USA Patriot Act Verification Information: Information or documentation, including but not limited to the legal name, address, and employer identification number of the Borrower sufficient for the Bank to verify the identity of the Borrower in accordance with the USA Patriot Act. Borrower shall notify Bank promptly of any change in such information.
Other Information: Such other information as the Bank may from time to time reasonably request.
3.09. Deposit Accounts. Maintain substantially all of its demand deposit/operating accounts with the Bank. Bank will make available to Borrower an interest bearing deposit account which will earn 1.25% interest per annum for a period of 12 months from the date hereof. Deposits into this account earning the 1.25% per annum interest rate will be capped at $100,000,000.
3.10. Appraisal(s). If required by Bank, furnish, not more than one time per twelve (12) fiscal month period, at Borrower’s expense an independent appraisal or update by an appraiser satisfactory to Bank of the market value of any personal property collateral securing the Loan(s); provided, that if an Event of Default exists, Bank shall have the right to conduct such additional appraisals as it shall require.
3.11. Affirmative Covenants from other Loan Documents. All affirmative covenants contained in any other Loan Documents are hereby incorporated by reference herein.

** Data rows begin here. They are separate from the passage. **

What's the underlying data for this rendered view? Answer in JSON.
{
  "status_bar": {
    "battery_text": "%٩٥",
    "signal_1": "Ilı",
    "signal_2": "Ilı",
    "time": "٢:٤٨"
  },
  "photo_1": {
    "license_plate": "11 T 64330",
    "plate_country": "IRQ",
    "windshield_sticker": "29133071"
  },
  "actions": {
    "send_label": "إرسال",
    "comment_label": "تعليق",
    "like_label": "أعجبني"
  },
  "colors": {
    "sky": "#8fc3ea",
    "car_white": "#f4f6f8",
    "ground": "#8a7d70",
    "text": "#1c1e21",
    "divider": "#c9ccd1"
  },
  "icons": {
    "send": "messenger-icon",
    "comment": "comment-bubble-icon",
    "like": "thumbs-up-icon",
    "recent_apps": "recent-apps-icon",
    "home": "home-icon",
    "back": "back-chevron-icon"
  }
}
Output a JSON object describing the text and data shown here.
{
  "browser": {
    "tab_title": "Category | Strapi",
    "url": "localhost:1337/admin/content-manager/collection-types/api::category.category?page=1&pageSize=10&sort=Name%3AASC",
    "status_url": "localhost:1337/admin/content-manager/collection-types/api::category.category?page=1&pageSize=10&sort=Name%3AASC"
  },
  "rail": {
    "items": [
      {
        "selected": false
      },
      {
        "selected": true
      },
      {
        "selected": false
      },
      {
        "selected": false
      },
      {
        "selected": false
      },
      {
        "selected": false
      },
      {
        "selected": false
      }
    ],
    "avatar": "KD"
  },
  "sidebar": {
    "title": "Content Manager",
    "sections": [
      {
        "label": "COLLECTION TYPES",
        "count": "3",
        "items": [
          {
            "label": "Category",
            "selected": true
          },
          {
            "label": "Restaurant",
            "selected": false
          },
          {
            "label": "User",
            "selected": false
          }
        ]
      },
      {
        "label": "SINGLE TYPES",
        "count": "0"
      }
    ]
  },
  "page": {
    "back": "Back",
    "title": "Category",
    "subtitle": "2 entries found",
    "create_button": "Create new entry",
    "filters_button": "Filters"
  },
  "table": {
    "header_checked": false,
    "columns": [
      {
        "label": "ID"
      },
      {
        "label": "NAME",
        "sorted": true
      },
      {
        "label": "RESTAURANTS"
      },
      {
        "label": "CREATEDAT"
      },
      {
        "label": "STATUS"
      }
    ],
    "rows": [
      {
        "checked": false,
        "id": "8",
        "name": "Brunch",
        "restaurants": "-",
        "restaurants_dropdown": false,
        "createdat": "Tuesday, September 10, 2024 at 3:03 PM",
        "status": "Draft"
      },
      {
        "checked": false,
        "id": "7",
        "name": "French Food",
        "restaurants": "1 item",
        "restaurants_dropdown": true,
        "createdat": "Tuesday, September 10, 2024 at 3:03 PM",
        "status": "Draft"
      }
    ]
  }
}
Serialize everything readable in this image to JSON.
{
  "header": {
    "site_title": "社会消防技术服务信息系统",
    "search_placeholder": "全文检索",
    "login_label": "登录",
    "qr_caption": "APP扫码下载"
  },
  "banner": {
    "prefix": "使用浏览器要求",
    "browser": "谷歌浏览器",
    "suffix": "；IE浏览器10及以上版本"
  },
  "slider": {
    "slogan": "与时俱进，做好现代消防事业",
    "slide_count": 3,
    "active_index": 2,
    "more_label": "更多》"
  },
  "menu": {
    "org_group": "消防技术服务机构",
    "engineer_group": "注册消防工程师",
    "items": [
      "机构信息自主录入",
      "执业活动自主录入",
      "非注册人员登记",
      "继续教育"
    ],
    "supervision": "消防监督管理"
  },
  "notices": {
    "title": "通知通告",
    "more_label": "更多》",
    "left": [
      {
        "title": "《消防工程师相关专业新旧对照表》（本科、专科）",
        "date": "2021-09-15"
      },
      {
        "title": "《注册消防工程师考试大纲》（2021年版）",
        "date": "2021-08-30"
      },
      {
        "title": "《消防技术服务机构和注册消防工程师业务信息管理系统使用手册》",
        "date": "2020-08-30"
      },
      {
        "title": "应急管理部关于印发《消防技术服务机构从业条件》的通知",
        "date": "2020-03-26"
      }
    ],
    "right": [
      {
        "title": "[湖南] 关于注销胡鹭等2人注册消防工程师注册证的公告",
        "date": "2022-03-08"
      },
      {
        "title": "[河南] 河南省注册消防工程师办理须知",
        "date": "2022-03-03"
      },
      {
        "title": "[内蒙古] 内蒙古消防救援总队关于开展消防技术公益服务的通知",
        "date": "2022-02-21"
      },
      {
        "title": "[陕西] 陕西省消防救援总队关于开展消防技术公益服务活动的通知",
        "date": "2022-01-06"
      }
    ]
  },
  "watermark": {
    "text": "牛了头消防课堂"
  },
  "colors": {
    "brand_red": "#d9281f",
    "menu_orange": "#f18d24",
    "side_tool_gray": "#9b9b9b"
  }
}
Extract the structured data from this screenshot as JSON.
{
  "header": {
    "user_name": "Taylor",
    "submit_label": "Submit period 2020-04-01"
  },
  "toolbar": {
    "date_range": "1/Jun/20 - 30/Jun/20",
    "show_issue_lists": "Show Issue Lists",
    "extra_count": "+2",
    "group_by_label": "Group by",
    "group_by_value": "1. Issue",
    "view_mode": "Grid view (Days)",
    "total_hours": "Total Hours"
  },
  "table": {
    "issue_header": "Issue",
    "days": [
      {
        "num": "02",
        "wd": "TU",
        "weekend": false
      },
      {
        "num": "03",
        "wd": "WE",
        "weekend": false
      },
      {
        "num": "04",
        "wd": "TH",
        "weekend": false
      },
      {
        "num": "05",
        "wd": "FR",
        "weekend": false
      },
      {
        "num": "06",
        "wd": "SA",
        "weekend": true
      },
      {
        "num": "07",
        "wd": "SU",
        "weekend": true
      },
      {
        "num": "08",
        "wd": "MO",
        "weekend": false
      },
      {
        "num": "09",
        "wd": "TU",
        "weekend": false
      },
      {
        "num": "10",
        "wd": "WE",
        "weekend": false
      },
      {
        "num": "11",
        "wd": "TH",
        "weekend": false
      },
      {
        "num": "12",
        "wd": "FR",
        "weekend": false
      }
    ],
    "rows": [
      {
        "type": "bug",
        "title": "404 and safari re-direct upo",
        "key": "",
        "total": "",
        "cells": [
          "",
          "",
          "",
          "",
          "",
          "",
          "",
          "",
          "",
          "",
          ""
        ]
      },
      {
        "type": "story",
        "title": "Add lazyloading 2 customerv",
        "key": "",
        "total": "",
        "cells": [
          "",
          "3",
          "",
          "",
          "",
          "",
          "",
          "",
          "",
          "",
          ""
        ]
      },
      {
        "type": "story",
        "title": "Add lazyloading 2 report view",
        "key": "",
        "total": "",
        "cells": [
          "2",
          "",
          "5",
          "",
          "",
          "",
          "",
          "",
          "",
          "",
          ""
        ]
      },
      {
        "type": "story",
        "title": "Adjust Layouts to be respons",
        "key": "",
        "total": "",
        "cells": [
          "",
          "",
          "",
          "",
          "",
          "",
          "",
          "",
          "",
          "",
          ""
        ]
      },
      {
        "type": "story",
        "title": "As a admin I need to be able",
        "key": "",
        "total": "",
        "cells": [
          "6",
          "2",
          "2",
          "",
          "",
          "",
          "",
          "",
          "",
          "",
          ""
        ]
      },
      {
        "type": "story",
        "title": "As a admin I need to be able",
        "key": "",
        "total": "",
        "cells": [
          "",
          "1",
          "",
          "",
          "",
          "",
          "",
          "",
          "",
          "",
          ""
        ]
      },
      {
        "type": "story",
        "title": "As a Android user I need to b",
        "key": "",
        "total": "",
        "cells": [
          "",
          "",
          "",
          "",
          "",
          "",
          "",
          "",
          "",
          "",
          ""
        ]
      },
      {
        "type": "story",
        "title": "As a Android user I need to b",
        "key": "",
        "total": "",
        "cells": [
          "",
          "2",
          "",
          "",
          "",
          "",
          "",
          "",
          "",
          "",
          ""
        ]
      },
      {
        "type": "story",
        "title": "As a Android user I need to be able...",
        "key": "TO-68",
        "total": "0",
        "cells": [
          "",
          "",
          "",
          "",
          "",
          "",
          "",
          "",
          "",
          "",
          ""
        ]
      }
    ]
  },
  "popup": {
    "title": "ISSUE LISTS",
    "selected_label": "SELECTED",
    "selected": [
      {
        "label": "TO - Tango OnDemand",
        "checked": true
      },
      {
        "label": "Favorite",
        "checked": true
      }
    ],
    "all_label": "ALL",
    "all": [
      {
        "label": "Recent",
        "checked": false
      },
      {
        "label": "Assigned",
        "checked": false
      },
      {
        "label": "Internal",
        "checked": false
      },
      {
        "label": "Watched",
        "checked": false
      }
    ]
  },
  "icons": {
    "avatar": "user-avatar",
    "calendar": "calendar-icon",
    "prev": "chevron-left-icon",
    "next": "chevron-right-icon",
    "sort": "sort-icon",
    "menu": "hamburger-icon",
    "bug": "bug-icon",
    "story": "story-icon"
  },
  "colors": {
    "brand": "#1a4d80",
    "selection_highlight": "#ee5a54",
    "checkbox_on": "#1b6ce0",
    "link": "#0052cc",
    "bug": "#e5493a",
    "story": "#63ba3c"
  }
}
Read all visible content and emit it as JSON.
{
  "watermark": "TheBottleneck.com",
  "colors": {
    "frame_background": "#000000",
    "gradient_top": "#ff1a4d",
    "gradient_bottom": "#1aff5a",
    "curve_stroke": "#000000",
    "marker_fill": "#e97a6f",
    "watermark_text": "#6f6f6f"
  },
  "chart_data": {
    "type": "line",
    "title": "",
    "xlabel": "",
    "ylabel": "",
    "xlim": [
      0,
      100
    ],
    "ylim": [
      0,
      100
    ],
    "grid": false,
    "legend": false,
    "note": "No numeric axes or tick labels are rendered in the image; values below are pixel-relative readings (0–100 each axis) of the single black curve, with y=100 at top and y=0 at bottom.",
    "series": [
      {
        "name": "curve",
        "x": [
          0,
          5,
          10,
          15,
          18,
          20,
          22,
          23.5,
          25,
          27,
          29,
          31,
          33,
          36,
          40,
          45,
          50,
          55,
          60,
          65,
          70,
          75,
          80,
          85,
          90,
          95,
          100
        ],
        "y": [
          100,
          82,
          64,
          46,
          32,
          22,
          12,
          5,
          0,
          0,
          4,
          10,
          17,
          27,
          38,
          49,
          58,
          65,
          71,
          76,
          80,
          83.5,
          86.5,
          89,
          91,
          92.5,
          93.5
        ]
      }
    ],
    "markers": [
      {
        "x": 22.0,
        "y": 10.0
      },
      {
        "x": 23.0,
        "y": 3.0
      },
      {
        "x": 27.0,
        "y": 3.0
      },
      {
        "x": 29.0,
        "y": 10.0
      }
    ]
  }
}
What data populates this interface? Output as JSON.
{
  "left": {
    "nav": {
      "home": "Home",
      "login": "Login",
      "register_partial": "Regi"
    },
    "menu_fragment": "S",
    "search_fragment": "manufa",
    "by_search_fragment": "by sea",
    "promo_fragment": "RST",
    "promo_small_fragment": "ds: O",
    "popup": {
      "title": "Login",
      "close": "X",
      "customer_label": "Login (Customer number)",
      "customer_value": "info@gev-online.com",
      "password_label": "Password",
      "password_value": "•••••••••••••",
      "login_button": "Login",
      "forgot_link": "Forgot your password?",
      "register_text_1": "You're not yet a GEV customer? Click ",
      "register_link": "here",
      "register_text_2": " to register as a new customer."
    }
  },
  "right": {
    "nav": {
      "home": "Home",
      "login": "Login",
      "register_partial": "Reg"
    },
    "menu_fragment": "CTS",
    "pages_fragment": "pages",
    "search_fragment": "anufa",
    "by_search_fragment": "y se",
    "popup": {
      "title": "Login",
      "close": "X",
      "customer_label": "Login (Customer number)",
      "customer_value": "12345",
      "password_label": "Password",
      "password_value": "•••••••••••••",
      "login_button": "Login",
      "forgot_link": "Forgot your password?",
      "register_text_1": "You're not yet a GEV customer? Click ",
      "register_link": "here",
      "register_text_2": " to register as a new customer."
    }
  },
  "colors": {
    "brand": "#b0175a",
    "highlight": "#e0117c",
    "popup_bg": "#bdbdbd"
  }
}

3.12. Management. Maintain a principal executive officer, president, principal financial officer, principal accounting officer, principal operating officer, or any person performing similar functions with substantially the same qualifications and experience as the current principal executive officer, president, principal financial officer, principal accounting officer, principal operating officer, or any person performing similar functions and promptly provide written notice to Bank of any change in such principal executive officer, president, principal financial officer, principal accounting officer, principal operating officer, or any person performing similar functions; provided, that if Borrower’s principal executive officer, president, principal financial officer, principal accounting officer, principal operating officer, or any person performing similar functions shall cease to hold such office for any reason, such cessation shall not constitute a failure to maintain such office if Borrower shall replace such officer (in a temporary or permanent capacity) within one hundred twenty (120) days thereafter by a person selected by Borrower but reasonably acceptable to Bank.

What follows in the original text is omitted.